「ウルグアイ戦出場14人」を金田喜稔が採点 「最高級」と称賛のプレー、“物足りない”選手は?

守備面でも柴崎の貢献度は高かった【写真:AP】
守備面でも柴崎の貢献度は高かった【写真:AP】

柴崎は攻撃面だけでなく「危機を素早く察知した守備も見事」

■安部裕葵(鹿島/→後半22分OUT)=★★★

 守備時には2トップのような形で、岡崎と連動しながら相手のセンターバックにプレスをかけにいった。ヒメネスとゴディンはビルドアップ時に横幅を取るから、守備側の追い方はけっこう難しいが、岡崎と絶妙な距離感を保ちながらプレスをかけるやり方がかなり効果的だった。その反面、攻撃においてはもっとできるという印象。前半10分に岡崎のヘディングシュートに結びつけたクロスなど、良いシーンもあったがその数は決して多くなかった。本人も後半22分に交代となり、もっとやりたかったとの思いはあっただろうが、鹿島でACLやクラブワールドカップで見せてきたプレーを考えれば、物足りなさが残るパフォーマンスだった。

■三好康児(横浜FM/→後半38分OUT)=★★★★★

 本気のウルグアイを相手にした一戦で2ゴールという結果は、文句なしの“5つ星”だ。4-2-3-1の右サイドハーフに入り、左利きの選手がそのポジションを務める良さを存分に発揮してくれた。立ち上がりから積極的に仕掛けると、中に切り込んでからミドルシュートを狙って相手に意識させると、前半25分には縦に切り返して突破するスピードを見せて、見事な先制ゴールを逆足の“右”で決めた。

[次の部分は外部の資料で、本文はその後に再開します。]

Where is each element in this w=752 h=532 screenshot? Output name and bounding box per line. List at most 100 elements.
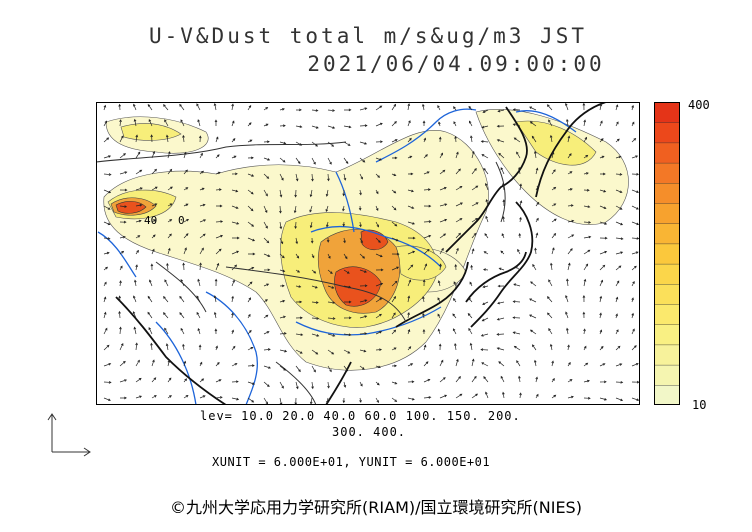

対峙した相手DFラクサールが足を痛めていたとはいえ、柴崎のパスを受けてからのボールの運び方は素晴らしかった。2点目も左サイドから崩す流れのなかで、こぼれ球に対する嗅覚を見せ、日本が再度リードを奪う展開を作った。

■柴崎 岳(ヘタフェ)=★★★★

 チームが勝ち切れなかったため“4つ星評価”としたが、限りなく“5つ星”に近いパフォーマンスだった。1点目の三好へのサイドチェンジパスは、高さも強さも「最高級」のパス。それも自陣左サイドでスローインをもらい、相手に囲まれた状況で振り向いた瞬間に逆サイドの三好を見ているというのは、柴崎だからこそ見える景色だろう。1試合を通して見ても、前線の岡崎や安部に効果的な縦パスを入れた回数はチリ戦よりも多く、柴崎がゲームを動かしていた。また攻撃から守備に切り替わった際の、相手のカウンターに対する守備も機能。南米のチームで最も怖いのは、自分たちが攻めている時の横パスのミスや、キープできずに取られて一発のパスを出された時だが、その危険を察知して素早く相手に寄せてパスコースを消しに行くなど、守備面でも柴崎の貢献度は高かった。そのあたりの感性、ポジション取りはスペインで揉まれて磨かれたのだろう。

■板倉 滉(フローニンゲン)=★★★★

 カバーニが前線から下がってくるなど相手がポジションを変えてくるなかで、中盤の底で運動量は多かった。チリ戦では中島の背後のスペースを相手に狙われたが、この試合では板倉が左サイドに流れてピンチの芽を潰していたシーンが多かった。高さもあり、足もとの技術もあるためプレーエリアはもともと広い。この試合ではパスミスもあり、攻撃面に課題を残したものの、次につながるプレーを見せたのは確かだ。

金田喜稔

かねだ・のぶとし/1958年生まれ、広島県出身。現役時代は天才ドリブラーとして知られ、中央大学在籍時の77年6月の韓国戦で日本代表にデビューし初ゴールも記録。「19歳119日」で決めたこのゴールは、今も国際Aマッチでの歴代最年少得点として破られていない。日産自動車(現・横浜FM)の黄金期を支え、91年に現役を引退。Jリーグ開幕以降は解説者として活躍。玄人好みの技術論に定評がある。